Intimacy
Bloc Party
L'histoire de Bloc Party est connue : révélés au début de l'année 2004 grâce à quelques brillants singles dance punk qui ont mis le feu aux pistes des clubs londoniens, le groupe de Kele Okereke a publié quelques mois plus tard un premier album, Silent Alarm, dont on peut dire qu'il a fait l'effet d'un joli pétard mouillé. Porté par les mêmes singles que ceux précédemment évoqués, le disque se contentait d'un service minimum qui confinait à l'auto-parodie. Fin de l'histoire ? Pas tout à fait. A Weekend in the City, sorti en 2007, a agréablement surpris, de la part d'un groupe dont on n'attendait plus rien. Plus posé, sombre et réfléchi que son prédécesseur, l'album se laissait agréablement écouter et on en était même venu à se dire que Silent Alarm pouvait n'avoir été qu'un brouillon pour un groupe qui méritait une nouvelle chance.
Le problème, c'est que depuis ce second album, les trublions de Klaxons ont déboulé et publié leur fameux Myths of the Near Future, un brûlot totalement insupportable, vainqueur du Nationwide Mercury Prize, qui a fait passer les morceaux de Bloc Party pour de gentilles gesticulations. D'évidence, cet album (assez mauvais, il faut bien le dire) leur est apparu comme le disque à abattre. Ainsi, hélas, triple hélas, plutôt que persévérer dans la nouvelle voie "intelligente" abordée en 2007, les Londoniens ont choisi de produire un disque au moins aussi boursouflé que la réputation surfaite dont le groupe a bénéficié, surfant sur la hype de l'hiver 2004.

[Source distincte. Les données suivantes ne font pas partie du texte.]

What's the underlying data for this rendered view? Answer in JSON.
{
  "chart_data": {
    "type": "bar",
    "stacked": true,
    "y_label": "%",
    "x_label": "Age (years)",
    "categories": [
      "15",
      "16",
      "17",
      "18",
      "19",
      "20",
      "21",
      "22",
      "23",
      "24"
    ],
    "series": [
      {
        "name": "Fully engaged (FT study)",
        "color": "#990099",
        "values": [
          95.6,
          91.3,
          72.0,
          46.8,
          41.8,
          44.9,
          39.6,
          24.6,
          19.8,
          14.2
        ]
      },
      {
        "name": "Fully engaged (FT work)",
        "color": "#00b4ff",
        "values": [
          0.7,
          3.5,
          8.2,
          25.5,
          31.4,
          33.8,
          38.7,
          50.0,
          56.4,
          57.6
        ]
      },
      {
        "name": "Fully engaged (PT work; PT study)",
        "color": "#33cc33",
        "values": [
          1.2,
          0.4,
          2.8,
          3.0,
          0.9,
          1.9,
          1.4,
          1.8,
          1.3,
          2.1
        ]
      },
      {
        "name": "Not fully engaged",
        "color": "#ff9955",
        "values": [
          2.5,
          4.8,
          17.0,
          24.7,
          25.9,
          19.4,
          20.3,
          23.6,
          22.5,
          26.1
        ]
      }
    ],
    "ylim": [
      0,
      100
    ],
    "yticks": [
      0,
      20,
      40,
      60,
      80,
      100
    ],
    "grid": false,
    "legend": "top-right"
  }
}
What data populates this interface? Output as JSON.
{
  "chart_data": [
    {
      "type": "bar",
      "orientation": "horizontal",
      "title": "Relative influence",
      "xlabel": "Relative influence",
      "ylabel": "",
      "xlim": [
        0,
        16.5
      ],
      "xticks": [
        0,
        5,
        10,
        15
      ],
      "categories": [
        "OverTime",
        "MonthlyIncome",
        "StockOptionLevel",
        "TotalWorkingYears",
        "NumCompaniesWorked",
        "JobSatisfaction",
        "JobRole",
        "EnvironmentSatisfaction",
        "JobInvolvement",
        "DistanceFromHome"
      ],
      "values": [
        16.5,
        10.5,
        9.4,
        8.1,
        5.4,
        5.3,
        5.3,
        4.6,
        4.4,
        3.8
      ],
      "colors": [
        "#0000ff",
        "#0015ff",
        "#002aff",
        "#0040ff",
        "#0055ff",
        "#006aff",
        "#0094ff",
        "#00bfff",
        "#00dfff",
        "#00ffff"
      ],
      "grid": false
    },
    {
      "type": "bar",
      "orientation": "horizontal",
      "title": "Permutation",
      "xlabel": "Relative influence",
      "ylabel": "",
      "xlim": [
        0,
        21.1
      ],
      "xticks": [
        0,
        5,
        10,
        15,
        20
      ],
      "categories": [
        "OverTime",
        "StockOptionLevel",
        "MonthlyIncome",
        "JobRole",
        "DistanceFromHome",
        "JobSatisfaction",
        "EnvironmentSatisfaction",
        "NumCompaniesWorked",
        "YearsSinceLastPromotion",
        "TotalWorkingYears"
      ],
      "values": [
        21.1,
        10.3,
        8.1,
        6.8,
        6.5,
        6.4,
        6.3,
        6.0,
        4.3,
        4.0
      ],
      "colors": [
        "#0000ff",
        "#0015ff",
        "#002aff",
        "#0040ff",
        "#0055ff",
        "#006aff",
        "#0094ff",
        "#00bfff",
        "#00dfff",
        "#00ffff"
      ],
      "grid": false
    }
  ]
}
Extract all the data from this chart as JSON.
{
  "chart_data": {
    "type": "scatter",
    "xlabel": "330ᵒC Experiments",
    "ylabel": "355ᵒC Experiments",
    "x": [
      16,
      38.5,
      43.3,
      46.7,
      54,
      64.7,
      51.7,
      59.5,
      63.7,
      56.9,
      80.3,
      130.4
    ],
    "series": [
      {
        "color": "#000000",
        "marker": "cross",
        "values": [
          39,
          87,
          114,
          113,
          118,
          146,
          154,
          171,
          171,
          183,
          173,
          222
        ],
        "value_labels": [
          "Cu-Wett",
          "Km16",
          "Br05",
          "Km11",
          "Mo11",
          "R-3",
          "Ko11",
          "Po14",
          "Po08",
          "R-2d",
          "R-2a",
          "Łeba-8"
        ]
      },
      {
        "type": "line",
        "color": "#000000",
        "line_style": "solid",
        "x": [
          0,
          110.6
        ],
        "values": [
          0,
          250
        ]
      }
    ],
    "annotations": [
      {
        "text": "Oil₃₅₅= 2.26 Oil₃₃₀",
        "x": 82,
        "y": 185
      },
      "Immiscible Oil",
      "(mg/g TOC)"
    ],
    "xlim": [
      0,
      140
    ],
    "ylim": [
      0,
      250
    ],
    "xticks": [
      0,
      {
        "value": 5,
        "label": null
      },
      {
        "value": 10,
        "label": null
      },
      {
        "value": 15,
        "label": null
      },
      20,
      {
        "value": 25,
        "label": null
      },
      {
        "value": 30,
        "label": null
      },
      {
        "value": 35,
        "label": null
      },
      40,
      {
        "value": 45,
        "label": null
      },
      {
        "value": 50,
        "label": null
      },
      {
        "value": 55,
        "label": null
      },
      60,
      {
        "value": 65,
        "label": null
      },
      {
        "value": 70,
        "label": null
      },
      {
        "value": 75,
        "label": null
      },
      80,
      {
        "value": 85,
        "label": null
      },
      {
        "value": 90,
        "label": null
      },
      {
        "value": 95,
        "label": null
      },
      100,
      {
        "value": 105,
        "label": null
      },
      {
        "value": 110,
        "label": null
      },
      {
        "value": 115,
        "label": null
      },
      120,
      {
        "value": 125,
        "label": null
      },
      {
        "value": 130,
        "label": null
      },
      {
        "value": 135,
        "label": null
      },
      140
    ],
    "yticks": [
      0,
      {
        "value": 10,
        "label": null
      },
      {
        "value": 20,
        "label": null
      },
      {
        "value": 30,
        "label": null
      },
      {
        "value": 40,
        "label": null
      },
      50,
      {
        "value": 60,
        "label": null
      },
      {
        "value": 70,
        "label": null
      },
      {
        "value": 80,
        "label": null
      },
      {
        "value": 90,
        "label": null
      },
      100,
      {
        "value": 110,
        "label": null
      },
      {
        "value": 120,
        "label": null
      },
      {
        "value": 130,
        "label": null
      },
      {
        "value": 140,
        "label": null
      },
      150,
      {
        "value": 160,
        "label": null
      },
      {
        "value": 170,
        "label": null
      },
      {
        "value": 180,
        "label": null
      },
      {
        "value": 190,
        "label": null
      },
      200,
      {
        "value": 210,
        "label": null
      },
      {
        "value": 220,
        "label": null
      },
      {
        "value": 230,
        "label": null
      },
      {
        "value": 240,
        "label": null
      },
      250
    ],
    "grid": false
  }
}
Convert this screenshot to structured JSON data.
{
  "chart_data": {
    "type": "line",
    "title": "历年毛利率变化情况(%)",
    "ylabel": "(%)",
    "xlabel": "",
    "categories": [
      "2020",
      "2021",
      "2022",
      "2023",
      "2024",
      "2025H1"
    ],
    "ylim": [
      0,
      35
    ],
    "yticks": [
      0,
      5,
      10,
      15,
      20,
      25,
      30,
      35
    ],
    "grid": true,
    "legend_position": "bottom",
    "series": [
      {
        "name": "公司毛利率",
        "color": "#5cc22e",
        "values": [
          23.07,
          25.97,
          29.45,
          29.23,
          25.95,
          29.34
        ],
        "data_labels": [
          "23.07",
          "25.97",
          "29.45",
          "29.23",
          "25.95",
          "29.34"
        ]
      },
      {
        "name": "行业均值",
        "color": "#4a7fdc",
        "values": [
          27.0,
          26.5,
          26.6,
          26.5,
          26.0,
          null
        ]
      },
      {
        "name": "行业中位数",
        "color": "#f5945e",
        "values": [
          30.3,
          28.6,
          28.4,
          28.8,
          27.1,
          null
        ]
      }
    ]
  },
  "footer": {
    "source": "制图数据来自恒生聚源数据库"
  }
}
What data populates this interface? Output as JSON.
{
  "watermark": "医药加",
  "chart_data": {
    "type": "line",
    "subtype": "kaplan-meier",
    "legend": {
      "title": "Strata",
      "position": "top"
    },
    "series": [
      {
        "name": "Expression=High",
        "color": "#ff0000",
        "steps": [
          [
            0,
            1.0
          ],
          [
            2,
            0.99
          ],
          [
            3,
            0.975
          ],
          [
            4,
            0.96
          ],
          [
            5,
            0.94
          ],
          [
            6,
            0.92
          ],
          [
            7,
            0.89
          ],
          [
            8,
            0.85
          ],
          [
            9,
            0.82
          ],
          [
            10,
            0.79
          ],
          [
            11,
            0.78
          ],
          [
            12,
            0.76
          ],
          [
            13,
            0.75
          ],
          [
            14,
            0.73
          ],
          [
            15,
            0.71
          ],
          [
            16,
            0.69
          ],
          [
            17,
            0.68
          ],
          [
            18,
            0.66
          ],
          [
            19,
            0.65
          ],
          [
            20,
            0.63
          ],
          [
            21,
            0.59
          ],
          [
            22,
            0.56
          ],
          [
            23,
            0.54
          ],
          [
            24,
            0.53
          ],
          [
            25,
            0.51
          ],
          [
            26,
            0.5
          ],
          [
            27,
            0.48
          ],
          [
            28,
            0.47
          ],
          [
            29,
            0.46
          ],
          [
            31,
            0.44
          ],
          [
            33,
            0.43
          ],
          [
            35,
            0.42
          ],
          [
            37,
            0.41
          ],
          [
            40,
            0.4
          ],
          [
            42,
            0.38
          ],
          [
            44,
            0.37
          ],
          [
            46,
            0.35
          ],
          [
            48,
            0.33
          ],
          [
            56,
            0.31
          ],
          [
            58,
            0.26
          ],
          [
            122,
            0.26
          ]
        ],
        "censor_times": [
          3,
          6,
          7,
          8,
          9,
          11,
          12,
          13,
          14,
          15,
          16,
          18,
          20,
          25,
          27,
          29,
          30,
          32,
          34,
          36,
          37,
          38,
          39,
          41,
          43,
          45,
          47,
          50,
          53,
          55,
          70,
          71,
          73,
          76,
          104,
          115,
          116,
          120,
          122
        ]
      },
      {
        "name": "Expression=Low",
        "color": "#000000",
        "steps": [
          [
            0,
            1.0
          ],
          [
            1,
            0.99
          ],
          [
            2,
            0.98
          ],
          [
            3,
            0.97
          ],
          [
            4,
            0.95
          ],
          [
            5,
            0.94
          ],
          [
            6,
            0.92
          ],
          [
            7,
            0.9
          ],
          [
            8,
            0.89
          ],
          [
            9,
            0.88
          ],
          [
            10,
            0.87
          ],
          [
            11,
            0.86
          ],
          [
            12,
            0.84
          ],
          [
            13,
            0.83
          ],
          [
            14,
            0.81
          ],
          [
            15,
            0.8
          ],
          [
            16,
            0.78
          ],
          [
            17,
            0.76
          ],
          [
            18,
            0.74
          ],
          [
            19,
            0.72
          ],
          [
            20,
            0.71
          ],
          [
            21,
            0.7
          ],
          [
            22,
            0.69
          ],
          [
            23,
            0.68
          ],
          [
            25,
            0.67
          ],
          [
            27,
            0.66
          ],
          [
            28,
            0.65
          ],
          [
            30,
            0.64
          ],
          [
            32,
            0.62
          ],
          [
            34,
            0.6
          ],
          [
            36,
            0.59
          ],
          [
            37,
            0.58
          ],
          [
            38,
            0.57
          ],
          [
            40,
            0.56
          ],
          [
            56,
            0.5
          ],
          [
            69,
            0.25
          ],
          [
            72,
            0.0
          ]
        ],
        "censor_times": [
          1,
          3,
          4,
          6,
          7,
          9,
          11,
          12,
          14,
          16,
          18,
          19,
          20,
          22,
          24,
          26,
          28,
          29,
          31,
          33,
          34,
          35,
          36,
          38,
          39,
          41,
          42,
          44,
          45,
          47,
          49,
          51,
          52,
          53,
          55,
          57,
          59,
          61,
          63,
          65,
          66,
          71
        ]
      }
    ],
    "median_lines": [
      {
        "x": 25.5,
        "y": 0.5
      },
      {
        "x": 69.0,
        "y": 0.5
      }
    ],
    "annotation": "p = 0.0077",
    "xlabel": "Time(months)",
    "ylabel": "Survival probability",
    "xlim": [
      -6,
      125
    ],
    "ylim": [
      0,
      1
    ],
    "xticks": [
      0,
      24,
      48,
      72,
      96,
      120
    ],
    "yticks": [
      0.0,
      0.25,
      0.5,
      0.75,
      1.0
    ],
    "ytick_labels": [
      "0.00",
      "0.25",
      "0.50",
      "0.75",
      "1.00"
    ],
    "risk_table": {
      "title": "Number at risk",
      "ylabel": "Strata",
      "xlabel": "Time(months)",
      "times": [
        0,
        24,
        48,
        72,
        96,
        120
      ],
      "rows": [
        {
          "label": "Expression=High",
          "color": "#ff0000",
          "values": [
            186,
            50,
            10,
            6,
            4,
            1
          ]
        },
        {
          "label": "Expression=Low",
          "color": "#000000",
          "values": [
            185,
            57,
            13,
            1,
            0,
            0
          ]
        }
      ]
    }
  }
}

Intimacy, ce troisième album, sorti comme par surprise en plein milieu du mois d'août et en téléchargement seulement, dans un premier temps, porte donc bien mal son nom : très loin de proposer des chansons intimistes, Bloc Party a choisi de sortir l'artillerie lourde et de balancer d'énormes scuds difformes, inaudibles, creux et pathétiques. "Ares", premier titre de la galette, est symptomatique : gros riffs de guitare saturée en ouverture, batterie cradingue déchaînée, cris et hurlements, sirènes hurlantes, aucun support mélodique… au secours ! Se rendent-ils seulement compte de ce qu'ils font ? Sans doute, comme en témoigne la rupture à 2'17 : 25 secondes de musique planante surmontée de la voix aérienne de Kele Okoreke, et puis ça repart pour cette espèce de tambouille daubesque.
On serait de mauvaise foi en disant que rien n'est à sauver dans ce qui apparaît comme le "digne" successeur de Silent Alarm : un disque principalement fait pour les clubs. Heureusement, quelques chansons plus pop permettent d'éviter le naufrage. "Biko", tout d'abord, est un morceau qui aurait eu sa place sur le précédent album : plus calme, moins désireux d'en mettre plein la face, le titre, plaisant, tranche clairement avec le reste du disque. "Sings", pour sa part, surprend grâce aux notes de xylophone qui l'ouvrent et qui témoignent d'une maîtrise certaine des harmonies. Ca en fera rire certains, mais la chanson fait penser à "Ice Girl" d'Emilie Simon. "Better than Heaven", enfin, est sans doute ce qui rapproche le plus Bloc Party de The Cure, qui a longtemps été cité - de manière assez inexacte - comme une influence du groupe, sans doute compte tenu des ressemblances vocales avec Robert Smith.
Bref, ne retenons que ces quelques morceaux sympathiques car, hormis eux, point de salut. Intimacy plaira sans doute aux adeptes des boîtes, mais ceux qui attendaient une œuvre un peu sérieuse en seront pour leurs frais.